Small cross-posting promo: I’m having a ceramics flash sale on Instagram stories tomorrow at 1 PM EST—I’ll have lots of mugs, one-offs, seconds, and never-again pieces. Check it out if u like! <3
Happy Monday from my kitchen table! It is squarely fall in New York, which is good because I am about to leave and need to soak up the city’s best season while I can. I’m in the throes of packing for my next residency in Germany, wondering what is an appropriate number of spice jars to bring on a transatlantic flight, and cleaning out all the weird stuff from my fridge, including a jar of Cognac cherries Brette gave me for the holidays in 2017. I’ve always preferred fall cleaning to spring cleaning—I prepare to hunker down, I clear out the space where I’ll swaddle myself all winter, paring down and fortifying. I’ve got a pot of lamb stock on the stove (more on that soon), and some recommendations to send your way. See you next week.
xoxo
marian
I’m in my pork chop era
Having entered the world of food media as a vegetarian, I have a lot of blind spots, and pork chops are one of them. I’m not sure I’ve ever cooked one before this month? They always seemed luxurious but casual, the thinking man’s (or busy man’s?) chicken thigh. I finally broke the seal this month and am a convert, going to start following clio’s lead and keep them in the freezer. I made this recipe from Toni Tipton-Martin’s Jubilee (conveniently excerpted in the Times, but I highly recommend buying the book), and loved it—high reward for very little time or effort. Though you should make sure you cook the sauce down enough:it took us longer than the recipe dictated, and you don’t want a watery gravy.
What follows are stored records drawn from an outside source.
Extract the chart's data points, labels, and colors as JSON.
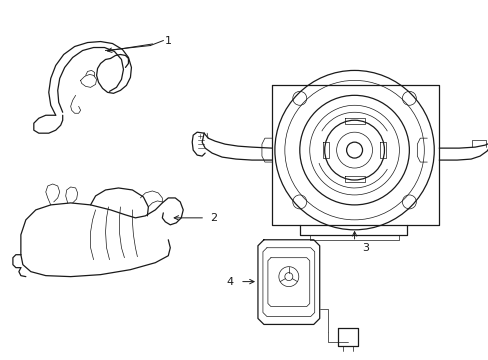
{
  "background_color": "#ffffff",
  "line_color": "#1a1a1a",
  "label_color": "#000000",
  "fig_width": 4.89,
  "fig_height": 3.6,
  "dpi": 100,
  "lw_main": 0.9,
  "lw_thin": 0.5,
  "label_fs": 8
}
Do you have a favorite pork chop recipe and if so will you share it in the comments below?????
Empirical Spirits Can 02
A funny story, and I hope I don’t get in trouble for telling it: I did a bit of copywriting for Empirical a few years ago, and never got to try this drink even though I was trying to write about it—it’s a difficult thing to describe, in part because it’s made by a bunch of ex-noma fermentation guys who don’t want to be tied down by words like “canned cocktail.” One of the ingredients is “walnut wood.” Very esoteric! But I wish I had gotten access to a sip because I finally tried it at a party this month and my god this stuff is good, it tastes like rolling around in a vat of cherries in a pine forest. Plus, my local wine shop stocks it now, so I think it’s less difficult to find than it once was.
“D Day”, Rachel Khong
I’ve been a fan of Rachel’s writing since she was an editor (and edited me!) at Lucky Peach. She recently published a short story in Guernica about two best friends preparing for a hilariously envisioned end of the world: God sent everyone a phone notification that in a few weeks, they would all devolve into animals; each person could use their remaining sentient time to choose a new species. The story wryly imagines how our mundane modern desires might manifest into a pre-rapture month of escape rooms and parties with dick-shaped ice luges, but what has stuck with me is this line, from a scene in a movie theater:
In the darkened theater, Ruby produced the friends’ preferred condiments from her purse: furikake, sea salt, a double-bagged baby-food jar of melted real butter.
The perfect detail: a shared tradition of carefully ferrying melted butter into a movie, not one but two ziplocs, a level of preparation that will prove useless by the end of the story.
Burlap & Barrel Urfa Chili + Black Lime
I have been shopping too much over the past month—call it a coping mechanism, call it rebirth through consumption. My haul has included these spices, from Burlap & Barrell, and I’ve been really into using them together. Last night, at a dinner party, I sprinkled them over a little bowl of toum that we were using as an ad-hoc dip for some chips. They’re a happy pair, especially atop fatty soft things: the lime is puckery, the chili sticky-smoky. Would also be great over ricotta, hummus, roast chicken. I highly recommend adding them to your rotation.
Who will buy me this cat planter?
Surely one of you can just sell some crypto?